In addition to the standard techniques in data science, ensemble modeling is an additional technique that stood out to me as interesting and useful. Models have errors that can be generally categorized in three categories: inherent randomness, bias, and variance (Provost and Fawcett 2013, 309). Every model is going to have a different blend of how each of these error categories impact their overall errors. An ensemble model that is built upon multiple different models can be a useful way to minimize these errors. Since each model has their inherent biases, ensemble models combining different predictions can lead to those errors cancelling out and a stronger result (Provost and Fawcett 2013, 309).
I find this technique interesting because it can take models built by experts in different fields and combine them to create a much more complex and dynamic model that is better at predicting real world complexity with less errors. The most interesting application of this method is the IPCC’s climate reporting. Ice core, tree ring, and atmospheric data models all have different issues with the data and biases in each model. However, when all these types of models are combined a clearer picture of climate change and anthropogenic effects are seen. While each model may have variability and assumptions within it, they all begin to independently highlight a core truth. When these models are placed into an ensemble model those assumption biases, and randomness in the datasets, begin to cancel out and bring out clearer patterns that are more robust.

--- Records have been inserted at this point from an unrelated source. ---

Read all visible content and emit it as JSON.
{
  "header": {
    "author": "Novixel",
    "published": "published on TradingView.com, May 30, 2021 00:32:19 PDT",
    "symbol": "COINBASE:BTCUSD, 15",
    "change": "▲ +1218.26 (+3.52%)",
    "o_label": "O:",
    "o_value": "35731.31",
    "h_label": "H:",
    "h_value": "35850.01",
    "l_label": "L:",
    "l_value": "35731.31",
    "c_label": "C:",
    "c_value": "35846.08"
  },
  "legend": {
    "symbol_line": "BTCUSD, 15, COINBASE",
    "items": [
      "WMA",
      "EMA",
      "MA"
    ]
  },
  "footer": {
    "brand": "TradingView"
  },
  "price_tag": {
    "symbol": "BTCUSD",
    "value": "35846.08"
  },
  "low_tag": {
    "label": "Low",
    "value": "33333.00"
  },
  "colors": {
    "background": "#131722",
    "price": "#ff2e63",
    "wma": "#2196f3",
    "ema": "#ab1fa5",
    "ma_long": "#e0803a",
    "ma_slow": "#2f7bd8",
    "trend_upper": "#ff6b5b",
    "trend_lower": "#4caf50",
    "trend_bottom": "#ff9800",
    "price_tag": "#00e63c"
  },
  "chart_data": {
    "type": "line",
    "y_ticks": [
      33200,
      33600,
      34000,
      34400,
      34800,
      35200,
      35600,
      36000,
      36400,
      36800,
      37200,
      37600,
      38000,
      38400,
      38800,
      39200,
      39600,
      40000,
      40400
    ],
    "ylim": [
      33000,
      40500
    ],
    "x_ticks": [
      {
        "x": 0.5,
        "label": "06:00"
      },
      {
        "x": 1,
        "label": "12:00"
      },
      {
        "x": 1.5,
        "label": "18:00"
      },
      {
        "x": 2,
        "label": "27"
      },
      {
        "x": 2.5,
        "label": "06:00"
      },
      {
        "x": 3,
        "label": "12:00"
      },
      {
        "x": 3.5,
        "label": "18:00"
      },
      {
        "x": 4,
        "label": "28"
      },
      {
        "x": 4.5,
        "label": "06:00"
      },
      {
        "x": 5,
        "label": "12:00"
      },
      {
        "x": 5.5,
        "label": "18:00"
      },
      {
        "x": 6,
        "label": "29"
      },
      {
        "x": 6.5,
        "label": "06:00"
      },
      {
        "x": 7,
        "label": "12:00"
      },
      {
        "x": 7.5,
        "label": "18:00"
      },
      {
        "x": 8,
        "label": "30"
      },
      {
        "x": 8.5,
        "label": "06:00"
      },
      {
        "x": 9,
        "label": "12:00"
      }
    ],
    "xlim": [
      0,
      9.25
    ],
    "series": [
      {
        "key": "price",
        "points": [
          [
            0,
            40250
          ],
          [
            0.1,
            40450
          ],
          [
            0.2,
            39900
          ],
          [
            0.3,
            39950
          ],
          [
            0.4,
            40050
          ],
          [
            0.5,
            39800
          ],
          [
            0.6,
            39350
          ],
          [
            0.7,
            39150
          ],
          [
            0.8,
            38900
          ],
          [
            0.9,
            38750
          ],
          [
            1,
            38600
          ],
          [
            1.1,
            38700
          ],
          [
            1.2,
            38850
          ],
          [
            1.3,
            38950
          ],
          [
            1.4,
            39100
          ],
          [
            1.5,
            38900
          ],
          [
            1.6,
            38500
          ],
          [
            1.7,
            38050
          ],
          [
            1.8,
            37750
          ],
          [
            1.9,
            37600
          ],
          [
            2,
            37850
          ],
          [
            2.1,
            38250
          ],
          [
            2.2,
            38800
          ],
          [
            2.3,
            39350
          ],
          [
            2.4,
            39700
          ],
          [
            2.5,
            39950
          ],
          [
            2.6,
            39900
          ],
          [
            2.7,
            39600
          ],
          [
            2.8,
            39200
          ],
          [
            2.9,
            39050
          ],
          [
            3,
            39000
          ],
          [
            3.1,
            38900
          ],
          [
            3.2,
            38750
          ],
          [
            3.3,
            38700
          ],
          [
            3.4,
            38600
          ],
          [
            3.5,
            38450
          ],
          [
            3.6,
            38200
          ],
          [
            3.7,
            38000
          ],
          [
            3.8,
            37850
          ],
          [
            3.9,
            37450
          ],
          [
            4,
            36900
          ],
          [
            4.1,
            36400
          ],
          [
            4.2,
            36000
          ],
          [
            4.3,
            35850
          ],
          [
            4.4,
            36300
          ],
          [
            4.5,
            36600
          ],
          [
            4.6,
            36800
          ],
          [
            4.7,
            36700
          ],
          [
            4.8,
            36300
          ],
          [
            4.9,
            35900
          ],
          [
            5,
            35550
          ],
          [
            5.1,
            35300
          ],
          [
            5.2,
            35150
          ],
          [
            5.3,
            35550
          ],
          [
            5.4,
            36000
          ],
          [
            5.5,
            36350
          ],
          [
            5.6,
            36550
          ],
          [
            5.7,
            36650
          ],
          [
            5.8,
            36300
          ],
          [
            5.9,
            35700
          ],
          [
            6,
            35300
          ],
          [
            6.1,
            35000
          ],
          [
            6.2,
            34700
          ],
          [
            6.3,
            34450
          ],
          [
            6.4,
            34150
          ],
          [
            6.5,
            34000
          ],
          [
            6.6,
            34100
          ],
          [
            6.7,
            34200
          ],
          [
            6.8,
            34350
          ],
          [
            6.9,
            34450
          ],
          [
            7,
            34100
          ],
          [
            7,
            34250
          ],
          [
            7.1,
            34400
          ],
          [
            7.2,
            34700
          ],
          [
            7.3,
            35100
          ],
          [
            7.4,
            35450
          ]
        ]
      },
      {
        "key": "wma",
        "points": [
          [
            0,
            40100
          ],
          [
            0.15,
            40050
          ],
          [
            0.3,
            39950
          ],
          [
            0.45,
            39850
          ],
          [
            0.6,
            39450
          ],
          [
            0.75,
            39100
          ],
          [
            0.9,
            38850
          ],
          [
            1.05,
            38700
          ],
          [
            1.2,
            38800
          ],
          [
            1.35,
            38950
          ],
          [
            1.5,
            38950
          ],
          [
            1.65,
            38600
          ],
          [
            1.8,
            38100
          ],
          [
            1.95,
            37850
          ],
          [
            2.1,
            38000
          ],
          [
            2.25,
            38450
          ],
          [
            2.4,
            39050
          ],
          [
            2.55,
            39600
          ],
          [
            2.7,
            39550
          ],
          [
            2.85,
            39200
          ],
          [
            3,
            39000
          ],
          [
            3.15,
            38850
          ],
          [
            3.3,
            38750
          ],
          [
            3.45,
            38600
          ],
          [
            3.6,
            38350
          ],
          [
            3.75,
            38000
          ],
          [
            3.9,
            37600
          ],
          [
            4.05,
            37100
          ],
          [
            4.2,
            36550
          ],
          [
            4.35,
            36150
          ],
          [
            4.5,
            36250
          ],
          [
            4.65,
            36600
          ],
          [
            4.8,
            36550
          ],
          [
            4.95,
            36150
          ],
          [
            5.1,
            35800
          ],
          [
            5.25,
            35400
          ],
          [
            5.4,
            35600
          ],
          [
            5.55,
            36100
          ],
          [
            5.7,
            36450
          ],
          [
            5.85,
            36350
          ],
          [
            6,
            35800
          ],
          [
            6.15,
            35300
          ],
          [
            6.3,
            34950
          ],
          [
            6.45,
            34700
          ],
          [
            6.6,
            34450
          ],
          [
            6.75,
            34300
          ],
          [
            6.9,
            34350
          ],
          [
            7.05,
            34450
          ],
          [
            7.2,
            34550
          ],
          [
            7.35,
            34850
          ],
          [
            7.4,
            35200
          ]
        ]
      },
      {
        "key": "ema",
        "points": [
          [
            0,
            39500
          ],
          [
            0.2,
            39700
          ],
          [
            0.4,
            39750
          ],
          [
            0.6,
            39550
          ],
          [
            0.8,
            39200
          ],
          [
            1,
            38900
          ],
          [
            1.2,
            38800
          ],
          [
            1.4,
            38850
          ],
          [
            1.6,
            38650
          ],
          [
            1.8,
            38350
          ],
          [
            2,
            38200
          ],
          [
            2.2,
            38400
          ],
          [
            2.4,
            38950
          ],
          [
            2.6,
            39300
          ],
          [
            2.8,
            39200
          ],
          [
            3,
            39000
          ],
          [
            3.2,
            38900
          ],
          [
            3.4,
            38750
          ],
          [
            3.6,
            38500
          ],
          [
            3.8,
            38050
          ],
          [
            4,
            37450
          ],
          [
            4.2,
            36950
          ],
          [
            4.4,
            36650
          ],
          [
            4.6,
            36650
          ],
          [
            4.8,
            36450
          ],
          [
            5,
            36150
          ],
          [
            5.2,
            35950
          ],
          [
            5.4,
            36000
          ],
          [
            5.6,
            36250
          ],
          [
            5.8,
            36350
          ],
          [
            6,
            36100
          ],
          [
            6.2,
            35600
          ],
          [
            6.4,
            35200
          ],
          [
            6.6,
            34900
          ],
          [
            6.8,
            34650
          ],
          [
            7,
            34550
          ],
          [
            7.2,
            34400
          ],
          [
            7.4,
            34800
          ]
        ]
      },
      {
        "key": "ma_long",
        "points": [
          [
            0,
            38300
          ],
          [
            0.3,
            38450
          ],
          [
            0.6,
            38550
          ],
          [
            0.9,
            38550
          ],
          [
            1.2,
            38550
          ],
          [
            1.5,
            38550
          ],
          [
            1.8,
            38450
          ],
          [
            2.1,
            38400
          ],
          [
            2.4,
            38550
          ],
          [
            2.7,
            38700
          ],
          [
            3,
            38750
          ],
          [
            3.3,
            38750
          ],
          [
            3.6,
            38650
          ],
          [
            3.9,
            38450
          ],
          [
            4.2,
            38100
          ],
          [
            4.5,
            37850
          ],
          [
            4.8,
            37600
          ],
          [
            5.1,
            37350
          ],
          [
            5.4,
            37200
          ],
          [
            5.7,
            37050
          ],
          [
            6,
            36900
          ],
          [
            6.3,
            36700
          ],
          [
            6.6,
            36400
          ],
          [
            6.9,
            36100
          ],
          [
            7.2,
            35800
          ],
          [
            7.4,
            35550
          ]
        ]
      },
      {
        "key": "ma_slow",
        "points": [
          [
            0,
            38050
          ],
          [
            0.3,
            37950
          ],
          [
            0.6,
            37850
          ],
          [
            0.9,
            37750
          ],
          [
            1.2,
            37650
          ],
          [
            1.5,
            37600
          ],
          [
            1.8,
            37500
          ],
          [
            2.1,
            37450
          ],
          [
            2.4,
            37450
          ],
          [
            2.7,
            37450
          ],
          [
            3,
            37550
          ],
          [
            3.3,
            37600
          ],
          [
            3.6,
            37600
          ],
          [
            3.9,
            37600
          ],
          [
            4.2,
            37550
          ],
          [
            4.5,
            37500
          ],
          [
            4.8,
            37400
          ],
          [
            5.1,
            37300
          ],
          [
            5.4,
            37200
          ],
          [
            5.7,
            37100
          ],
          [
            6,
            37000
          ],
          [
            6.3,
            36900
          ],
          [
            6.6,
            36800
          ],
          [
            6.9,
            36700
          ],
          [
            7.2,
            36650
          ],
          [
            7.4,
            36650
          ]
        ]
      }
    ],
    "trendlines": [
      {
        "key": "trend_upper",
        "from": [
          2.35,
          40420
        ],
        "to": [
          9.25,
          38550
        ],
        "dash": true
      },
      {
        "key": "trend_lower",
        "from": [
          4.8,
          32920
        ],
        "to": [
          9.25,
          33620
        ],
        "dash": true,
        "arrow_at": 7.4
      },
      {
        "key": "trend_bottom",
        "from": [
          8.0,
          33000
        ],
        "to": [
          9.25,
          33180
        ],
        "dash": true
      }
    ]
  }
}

I think ensemble modeling is a very useful approach in handling extremely complex data science projects because it allows the problem to be broken down into pieces and different experts can tackle each specific sub-model with their business understandings to achieve the greatest results. Being a musician, I like to think of ensemble modeling like an ensemble or orchestra in music. Many different players, with some of their own flaws and timbre, coming together to create one giant piece of work that tells a story grander than just any one part could.
Author: Logan Callen
Provost, Foster and Tom Fawcett. 2013. Data Science for Business. 2nd Edition. California: O’Reilly Media, Inc.